While I didn’t have time to address his second myth – that fracking for California’s oil would replace imports from Saudi Arabia – I’ll set that record straight now. Governor: you should know as well as anyone that oil extracted on U.S. soil goes into an international market. Recent articles in the Financial Times and New York Times illustrate that the U.S. is becoming a net exporter of oil and gas and that refineries in California are exporting more refined oil than ever before. And now President Obama’s energy secretary, a friend of fracking, is seeking to lift the ban on exports of crude oil.

And even if the industry fracked and extracted all the 9 to 13 billion barrels of oil from the Monterey Shale and didn’t export it to China, it would only be enough to supply our nation’s energy needs for two years.

As for Jerry’s question about what I would do instead of letting oil companies frack? Well, he left before I could answer, but in three simple words: ban fracking now. Use your executive power to prohibit fracking and other extreme forms of stimulation (hydraulic fracturing, acidizing, acid fracking, cyclic steam injection) in California and work to ensure that California remains a global leader in the burgeoning clean energy economy. We need to invest in clean, homegrown American energy that will create more jobs and end our addiction to fossil fuels. This is the only way to ensure energy independence and security.

The Governor, not wanting to continue our conversation, made his way quickly off the plane and told me to send the research proving the dangers of fracking to the general email address on his website. I will take him up on this offer, but it’s a shame that he probably won’t actually read what I send him.

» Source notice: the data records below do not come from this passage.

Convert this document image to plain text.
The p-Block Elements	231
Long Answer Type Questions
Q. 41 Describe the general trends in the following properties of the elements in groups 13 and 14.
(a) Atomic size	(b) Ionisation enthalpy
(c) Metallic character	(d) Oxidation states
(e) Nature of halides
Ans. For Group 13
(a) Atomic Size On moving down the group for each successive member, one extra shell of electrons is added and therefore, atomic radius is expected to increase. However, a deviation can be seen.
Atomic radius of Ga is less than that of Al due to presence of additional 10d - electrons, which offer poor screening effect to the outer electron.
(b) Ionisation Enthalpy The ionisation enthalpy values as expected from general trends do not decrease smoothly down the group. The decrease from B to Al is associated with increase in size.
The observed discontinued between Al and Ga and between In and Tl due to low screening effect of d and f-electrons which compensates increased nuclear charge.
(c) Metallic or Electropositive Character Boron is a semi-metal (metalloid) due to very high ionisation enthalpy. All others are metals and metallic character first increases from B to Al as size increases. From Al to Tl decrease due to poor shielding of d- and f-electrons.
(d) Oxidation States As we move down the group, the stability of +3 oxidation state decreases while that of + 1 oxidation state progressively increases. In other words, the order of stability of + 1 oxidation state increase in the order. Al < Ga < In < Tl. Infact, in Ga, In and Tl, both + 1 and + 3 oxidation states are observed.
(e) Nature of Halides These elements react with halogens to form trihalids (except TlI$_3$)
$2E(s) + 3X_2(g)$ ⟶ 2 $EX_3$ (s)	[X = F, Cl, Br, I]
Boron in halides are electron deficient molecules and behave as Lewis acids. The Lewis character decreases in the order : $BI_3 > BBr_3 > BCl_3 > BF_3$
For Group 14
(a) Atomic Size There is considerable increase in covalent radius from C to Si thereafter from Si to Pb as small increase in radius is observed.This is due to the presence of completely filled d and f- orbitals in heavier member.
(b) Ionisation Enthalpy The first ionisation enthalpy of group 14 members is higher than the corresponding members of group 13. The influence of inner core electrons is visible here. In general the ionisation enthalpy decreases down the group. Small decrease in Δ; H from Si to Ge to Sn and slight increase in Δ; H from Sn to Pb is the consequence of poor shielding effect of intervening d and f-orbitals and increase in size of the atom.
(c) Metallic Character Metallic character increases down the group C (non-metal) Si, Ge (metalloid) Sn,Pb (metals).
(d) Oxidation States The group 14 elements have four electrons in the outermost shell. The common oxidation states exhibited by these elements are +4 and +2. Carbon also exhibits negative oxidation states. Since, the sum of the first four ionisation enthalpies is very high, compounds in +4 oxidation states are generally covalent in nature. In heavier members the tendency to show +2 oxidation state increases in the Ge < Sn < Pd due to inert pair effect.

But if all Californians who are concerned about the threats fracking poses to our air, water, food and neighborhoods continue to remind the governor that he works for us, not the oil and gas industry, he won’t be able to ignore us. We will keep hounding Jerry to grow some spine reminding him that he can’t preach about climate change and let oil companies frack and dump tons of methane and carbon dioxide in our atmosphere. Until he does the right thing, Governor Brown will be hearing from us everywhere he goes – even 30,000 feet in the air: climate leaders don’t frack!